Ihr republikanischer Gegenspieler Donald Trump habe in seiner Rede zu seinen wirtschaftlichen Zielen am Montag lediglich von "Versagen, Armut und Verbrechen" gesprochen, kritisierte Clinton. Sein Ansatz sei Angst und nicht Stärke, Angst vor Wettbewerb, sodass sich das Land hinter einer Mauer verstecken müsse. Amerika habe aber keine Angst vor Wettbewerb, sagte Clinton. Trump habe die wirtschaftliche Wiederbelebung in Gemeinden wie Detroit nicht mitbekommen. Zudem habe er keine "glaubwürdigen Lösungen" für die Herausforderungen geboten, denen Amerika gegenüberstehe. 

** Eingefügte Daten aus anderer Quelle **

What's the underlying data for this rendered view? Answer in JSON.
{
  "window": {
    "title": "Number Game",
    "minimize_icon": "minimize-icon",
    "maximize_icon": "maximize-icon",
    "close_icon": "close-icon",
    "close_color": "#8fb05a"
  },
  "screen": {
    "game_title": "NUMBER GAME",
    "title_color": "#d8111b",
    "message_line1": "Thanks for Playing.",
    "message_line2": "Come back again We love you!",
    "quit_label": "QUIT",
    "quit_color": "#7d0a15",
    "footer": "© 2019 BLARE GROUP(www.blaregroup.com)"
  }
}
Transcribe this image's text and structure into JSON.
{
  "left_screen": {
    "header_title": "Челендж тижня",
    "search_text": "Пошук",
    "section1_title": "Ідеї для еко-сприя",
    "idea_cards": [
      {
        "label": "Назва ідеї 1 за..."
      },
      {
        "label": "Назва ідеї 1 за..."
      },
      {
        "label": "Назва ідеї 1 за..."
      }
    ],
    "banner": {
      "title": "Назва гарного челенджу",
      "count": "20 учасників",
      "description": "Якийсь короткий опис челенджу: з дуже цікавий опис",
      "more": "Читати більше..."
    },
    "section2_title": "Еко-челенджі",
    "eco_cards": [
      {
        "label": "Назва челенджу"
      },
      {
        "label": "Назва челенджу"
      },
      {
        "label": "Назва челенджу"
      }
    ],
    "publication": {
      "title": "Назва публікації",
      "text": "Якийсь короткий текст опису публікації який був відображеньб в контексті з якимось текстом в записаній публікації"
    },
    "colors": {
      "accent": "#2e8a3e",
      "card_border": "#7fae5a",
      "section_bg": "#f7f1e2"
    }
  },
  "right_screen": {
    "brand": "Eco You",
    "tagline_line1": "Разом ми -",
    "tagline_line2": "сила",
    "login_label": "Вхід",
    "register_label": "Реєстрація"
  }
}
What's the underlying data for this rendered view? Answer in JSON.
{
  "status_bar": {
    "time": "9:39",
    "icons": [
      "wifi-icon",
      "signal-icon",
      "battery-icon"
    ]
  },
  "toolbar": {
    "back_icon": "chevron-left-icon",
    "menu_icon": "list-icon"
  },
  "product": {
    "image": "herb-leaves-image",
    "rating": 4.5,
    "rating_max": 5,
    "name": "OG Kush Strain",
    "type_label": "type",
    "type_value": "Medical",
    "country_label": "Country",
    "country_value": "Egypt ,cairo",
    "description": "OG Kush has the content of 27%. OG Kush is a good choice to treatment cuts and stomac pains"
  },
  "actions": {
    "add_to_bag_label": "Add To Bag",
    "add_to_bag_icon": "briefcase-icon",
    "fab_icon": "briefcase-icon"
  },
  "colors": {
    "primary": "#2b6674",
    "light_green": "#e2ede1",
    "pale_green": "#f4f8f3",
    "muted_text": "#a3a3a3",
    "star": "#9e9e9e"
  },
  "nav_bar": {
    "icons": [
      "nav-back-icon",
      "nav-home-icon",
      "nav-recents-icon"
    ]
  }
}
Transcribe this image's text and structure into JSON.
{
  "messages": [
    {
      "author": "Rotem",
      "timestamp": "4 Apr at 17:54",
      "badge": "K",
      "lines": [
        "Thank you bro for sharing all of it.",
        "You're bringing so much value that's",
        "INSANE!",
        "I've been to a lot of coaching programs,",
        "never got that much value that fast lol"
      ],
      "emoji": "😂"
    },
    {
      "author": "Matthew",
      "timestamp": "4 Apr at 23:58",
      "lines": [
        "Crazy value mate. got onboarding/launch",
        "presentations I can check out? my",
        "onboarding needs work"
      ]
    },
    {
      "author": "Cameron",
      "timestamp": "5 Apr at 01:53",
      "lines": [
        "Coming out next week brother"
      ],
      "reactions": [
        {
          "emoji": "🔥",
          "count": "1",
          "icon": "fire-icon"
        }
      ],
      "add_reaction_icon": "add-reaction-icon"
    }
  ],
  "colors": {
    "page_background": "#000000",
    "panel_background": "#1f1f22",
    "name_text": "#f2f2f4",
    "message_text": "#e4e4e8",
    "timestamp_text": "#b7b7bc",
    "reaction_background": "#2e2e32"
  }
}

Zwar sehe sie, dass manche Bürger der Mittelschicht frustriert seien, doch stünden dem Land die besten Zeiten noch bevor. "Es gibt nichts, was Amerika nicht tun kann, wenn wir es zusammen tun", sagte sie.

Trumps Pläne für Steuersenkungen kämen nicht zuletzt seinen eigenen Firmen zugute, kritisierte Clinton. "Er würde einen niedrigeren Satz zahlen als Millionen Mittelschichtfamilien." Von solchen Steuersenkungen würden laut Clinton vor allem große Konzerne, Millionäre und Wall-Street-Manager profitieren. "Donald Trump will Steuersenkungen in Billionenhöhe an Leute wie sich selbst geben", sagte sie. Wenn er wirklich Amerika wieder großartig machen wolle, könne er damit anfangen, großartige Dinge in Amerika zu machen, sagte Clinton und verwies auf die Produktionsstätten von Trumps Firmen in anderen Ländern.